I'd approach this using induction over A, keeping track of which numbers <= k are sums of a subset of the set of elements processed so far. That is:
boolean[] reachable = new boolean[k+1];
reachable[0] = true;
for (int a : A) {
// compute the new reachable
// hint: what's the relationship between subsets of S and S \/ {a} ?
}
return reachable[k];
A bitmap is, mathematically speaking, a function mapping a range of numbers onto {0, 1}. A boolean[] maps array indices to booleans. So one could call a boolean[] a bitmap.
One disadvanatage of using a boolean[] is that you must process each array element individually. Instead, one could use that a long holds 64 bits, and use bitshifting and masking operations to process 64 "array" elements at a time. But that sort of microoptimization is error-prone and rather involved, so not commonly done in code that should be reliable and maintainable.
I think you need something like this:
public boolean equalsTarget( int bitmap, int [] numbers, int target ) {
int sum = 0; // this is the variable we're storing the running sum of our numbers
int mask = 1; // this is the bitmask that we're using to query the bitmap
for( int i = 0; i < numbers.length; i++ ) { // for each number in our array
if( bitmap & mask > 0 ) { // test if the ith bit is 1
sum += numbers[ i ]; // and add the ith number to the sum if it is
}
mask <<= 1; // shift the mask bit left by 1
}
return sum == target; //if the sum equals the target, this bitmap is a match
}
The rest of your code is fairly simple, you just feed every possible value of your bitmap (1..65535) into this method and act on the result.
P.s.: Please make sure that you fully understand the solution and not just copy it, otherwise you're just cheating yourself. :)
P.p.s: Using int works in this case, as int is 32 bit wide and we only need 16. Be careful with bitwise operations though if you need all the bits, as all primitive integer types (byte, short, int, long) are signed in Java.
There are a couple steps in solving this.
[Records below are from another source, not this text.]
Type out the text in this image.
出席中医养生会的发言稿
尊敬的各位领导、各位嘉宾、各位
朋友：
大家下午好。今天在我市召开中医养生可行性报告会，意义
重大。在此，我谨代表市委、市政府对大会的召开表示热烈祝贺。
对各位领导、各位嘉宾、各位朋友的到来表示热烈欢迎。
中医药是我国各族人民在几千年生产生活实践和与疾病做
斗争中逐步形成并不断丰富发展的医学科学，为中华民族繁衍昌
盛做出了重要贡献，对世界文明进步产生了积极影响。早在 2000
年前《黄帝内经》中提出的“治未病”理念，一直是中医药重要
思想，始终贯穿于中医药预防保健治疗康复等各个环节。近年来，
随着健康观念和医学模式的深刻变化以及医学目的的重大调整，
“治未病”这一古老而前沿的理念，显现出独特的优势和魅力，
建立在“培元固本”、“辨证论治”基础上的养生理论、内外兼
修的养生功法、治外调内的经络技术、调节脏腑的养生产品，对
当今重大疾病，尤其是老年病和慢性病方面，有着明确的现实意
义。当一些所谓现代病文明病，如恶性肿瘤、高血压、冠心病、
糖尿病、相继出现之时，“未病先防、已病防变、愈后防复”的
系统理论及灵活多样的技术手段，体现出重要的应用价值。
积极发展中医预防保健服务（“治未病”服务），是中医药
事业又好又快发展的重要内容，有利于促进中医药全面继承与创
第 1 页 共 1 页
First you need to enumerate all the possible bit maps. As others have pointed out you can do this easily by incrementing an integer from 0 to 2^n - 1.
Once you have that, you can iterate over all the possible bit maps you just need a way to take that bit map and "apply" it to an array to generate the sum of the elements at all indexes represented by the map. The following method is an example of how to do that:
private static int bitmapSum(int[] input, int bitmap) {
// a variable for holding the running total
int sum = 0;
// iterate over each element in our array
// adding only the values specified by the bitmap
for (int i = 0; i < input.length; i++) {
int mask = 1 << i;
if ((bitmap & mask) != 0) {
// If the index is part of the bitmap, add it to the total;
sum += input[i];
}
}
return sum;
}
This function will take an integer array and a bit map (represented as an integer) and return the sum of all the elements in the array whose index are present in the mask.
The key to this function is the ability to determine if a given index is in fact in the bit map. That is accomplished by first creating a bit mask for the desired index and then applying that mask to the bit map to test if that value is set.
Basically we want to build an integer where only one bit is set and all the others are zero. We can then bitwise AND that mask with the bit map and test if a particular position is set by comparing the result to 0.
Lets say we have an 8-bit map like the following:
map: 1 0 0 1 1 1 0 1
---------------
indexes: 7 6 5 4 3 2 1 0
To test the value for index 4 we would need a bit mask that looks like the following:
mask: 0 0 0 1 0 0 0 0
---------------
indexes: 7 6 5 4 3 2 1 0
To build the mask we simply start with 1 and shift it by N:
1: 0 0 0 0 0 0 0 1
shift by 1: 0 0 0 0 0 0 1 0
shift by 2: 0 0 0 0 0 1 0 0
shift by 3: 0 0 0 0 1 0 0 0
shift by 4: 0 0 0 1 0 0 0 0
Once we have this we can apply the mask to the map and see if the value is set:
map: 1 0 0 1 1 1 0 1
mask: 0 0 0 1 0 0 0 0
---------------
result of AND: 0 0 0 1 0 0 0 0
Since the result is != 0 we can tell that index 4 is included in the map.